Photothermal effect and antimicrobial properties of cerium-doped bioactive glasses

Abstract

Cerium (Ce) ions exhibit multifunctional biological properties, such as anti-inflammatory, antioxidant, antimicrobial, and anticancer properties. Consequently, the development of Ce-containing biomaterials with therapeutic characteristics has received considerable research attention. In this study, Ce-doped 13–93 bioactive glass (Ce-BG) was prepared using the conventional melt-quenching method. The physical phases, surface morphologies, elemental contents, and elemental valence states of the samples were analysed. The concentration of the ions released from the samples in deionised water was determined, and their ability to induce hydroxyapatite was evaluated. The photothermal properties were tested by irradiating the samples with an 808 nm laser. The results indicate that an increase in the Ce content within a certain range did not affect the amorphous structure and morphology of the bioactive glass.

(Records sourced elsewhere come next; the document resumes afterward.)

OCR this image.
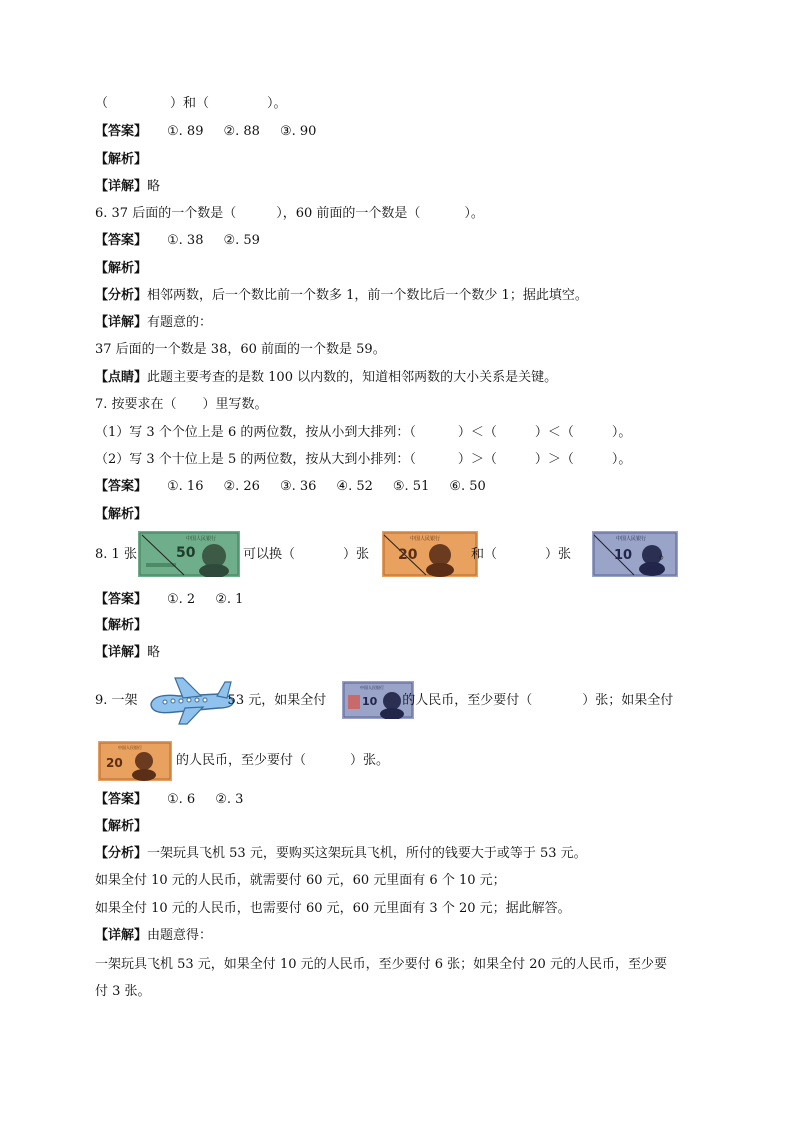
（	）和（	）。
【答案】 ①. 89 ②. 88 ③. 90
【解析】
【详解】略
6. 37 后面的一个数是（	），60 前面的一个数是（	）。
【答案】 ①. 38 ②. 59
【解析】
【分析】相邻两数，后一个数比前一个数多 1，前一个数比后一个数少 1；据此填空。
【详解】有题意的：
37 后面的一个数是 38，60 前面的一个数是 59。
【点睛】此题主要考查的是数 100 以内数的，知道相邻两数的大小关系是关键。
7. 按要求在（ ）里写数。
（1）写 3 个个位上是 6 的两位数，按从小到大排列：（	）＜（	）＜（	）。
（2）写 3 个十位上是 5 的两位数，按从大到小排列：（	）＞（	）＞（	）。
【答案】 ①. 16 ②. 26 ③. 36 ④. 52 ⑤. 51 ⑥. 50
【解析】
50
中国人民银行
20
中国人民银行
10
中国人民银行
8. 1 张	可以换（	）张	和（	）张	。
【答案】 ①. 2 ②. 1
【解析】
【详解】略
10
中国人民银行
9. 一架	53 元，如果全付	的人民币，至少要付（	）张；如果全付
20
中国人民银行
的人民币，至少要付（	）张。
【答案】 ①. 6 ②. 3
【解析】
【分析】一架玩具飞机 53 元，要购买这架玩具飞机，所付的钱要大于或等于 53 元。
如果全付 10 元的人民币，就需要付 60 元，60 元里面有 6 个 10 元；
如果全付 10 元的人民币，也需要付 60 元，60 元里面有 3 个 20 元；据此解答。
【详解】由题意得：
一架玩具飞机 53 元，如果全付 10 元的人民币，至少要付 6 张；如果全付 20 元的人民币，至少要
付 3 张。
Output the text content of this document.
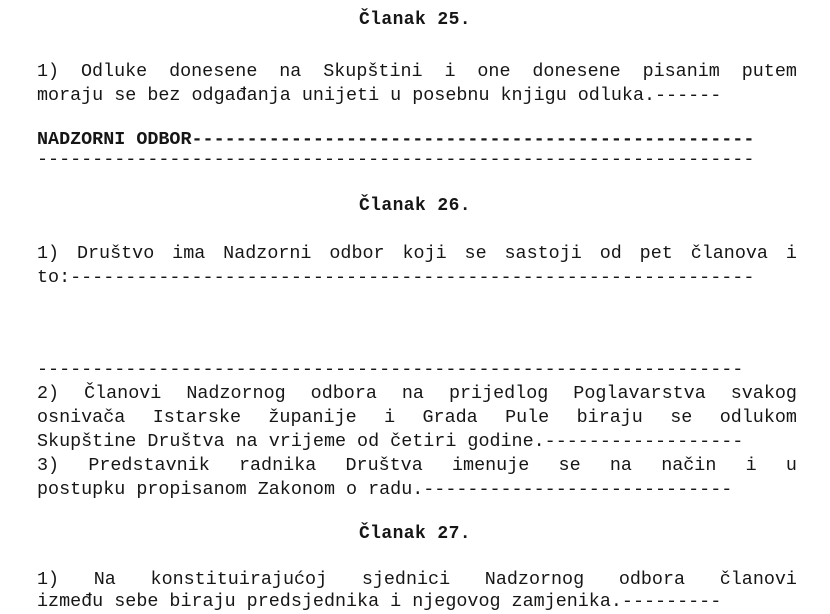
Članak 25.
1) Odluke donesene na Skupštini i one donesene pisanim putem
moraju se bez odgađanja unijeti u posebnu knjigu odluka.------
NADZORNI ODBOR---------------------------------------------------
-----------------------------------------------------------------
Članak 26.
1) Društvo ima Nadzorni odbor koji se sastoji od pet članova i
to:--------------------------------------------------------------

----------------------------------------------------------------
2) Članovi Nadzornog odbora na prijedlog Poglavarstva svakog
osnivača Istarske županije i Grada Pule biraju se odlukom
Skupštine Društva na vrijeme od četiri godine.------------------
3) Predstavnik radnika Društva imenuje se na način i u
postupku propisanom Zakonom o radu.----------------------------
Članak 27.
1) Na konstituirajućoj sjednici Nadzornog odbora članovi
između sebe biraju predsjednika i njegovog zamjenika.---------
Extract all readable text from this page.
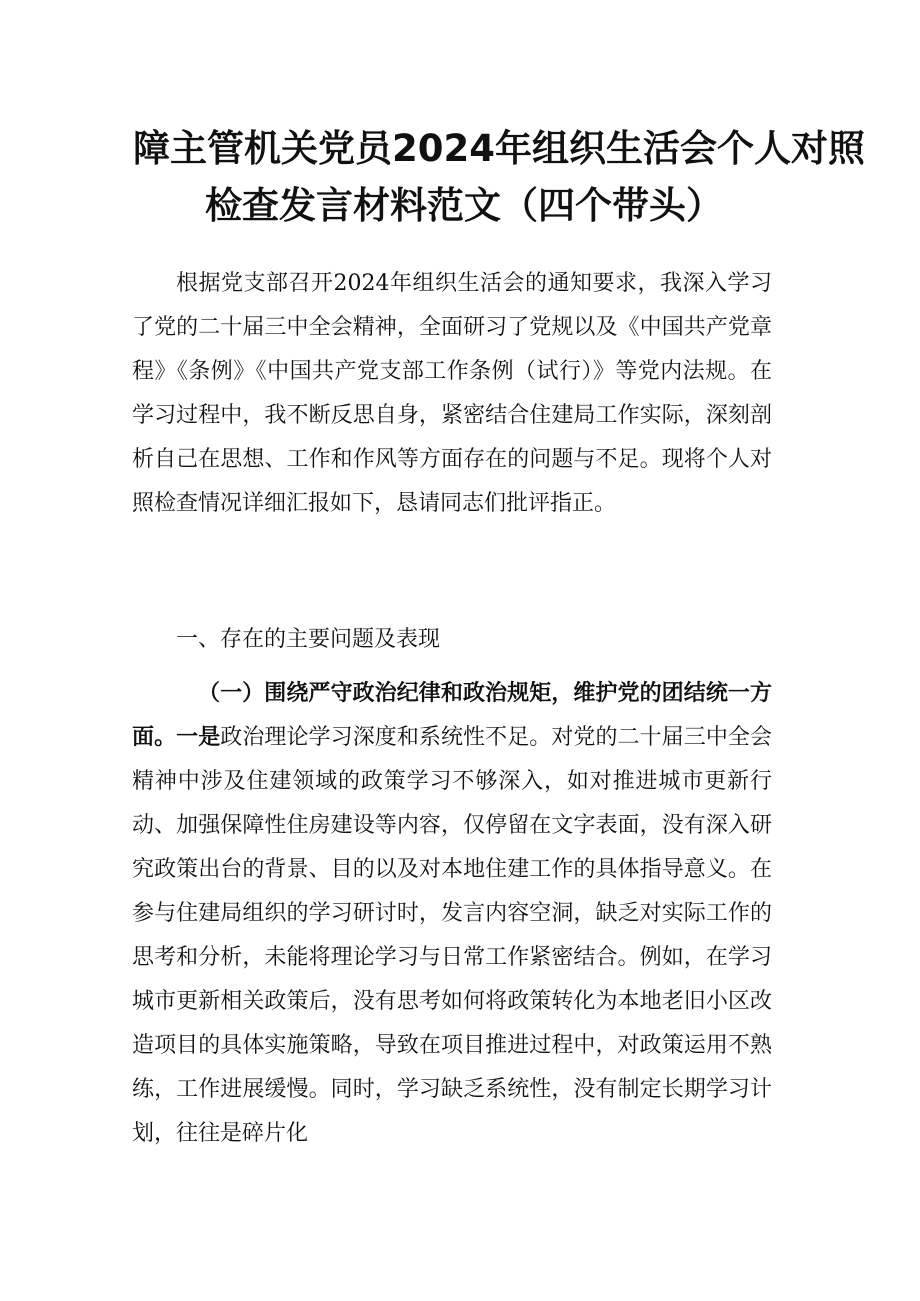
障主管机关党员2024年组织生活会个人对照
检查发言材料范文（四个带头）
根据党支部召开2024年组织生活会的通知要求，我深入学习了党的二十届三中全会精神，全面研习了党规以及《中国共产党章程》《条例》《中国共产党支部工作条例（试行）》等党内法规。在学习过程中，我不断反思自身，紧密结合住建局工作实际，深刻剖析自己在思想、工作和作风等方面存在的问题与不足。现将个人对照检查情况详细汇报如下，恳请同志们批评指正。
一、存在的主要问题及表现
（一）围绕严守政治纪律和政治规矩，维护党的团结统一方面。一是政治理论学习深度和系统性不足。对党的二十届三中全会精神中涉及住建领域的政策学习不够深入，如对推进城市更新行动、加强保障性住房建设等内容，仅停留在文字表面，没有深入研究政策出台的背景、目的以及对本地住建工作的具体指导意义。在参与住建局组织的学习研讨时，发言内容空洞，缺乏对实际工作的思考和分析，未能将理论学习与日常工作紧密结合。例如，在学习城市更新相关政策后，没有思考如何将政策转化为本地老旧小区改造项目的具体实施策略，导致在项目推进过程中，对政策运用不熟练，工作进展缓慢。同时，学习缺乏系统性，没有制定长期学习计划，往往是碎片化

Ce content variation affected the photothermal effect of Ce-BG. The wet state powder sample could be rapidly heated up to 58.24 °C under 2 W/cm2 laser irradiation at 5 mol% Ce doping, showing the best photothermal performance. Further, bacterial experiments demonstrated the good antimicrobial effect of this sample. Simulated body fluid immersion experiments revealed the ability of the Ce-BG to induce hydroxyapatite production. Furthermore, in vitro cell culture studies showed that the Ce-BG was not toxic to MC3T3-E1 cells and induced cell proliferation after 3 days. Therefore, Ce-BG is a promising bioactive material because of its favourable photothermal effects, antimicrobial properties, and biocompatibility.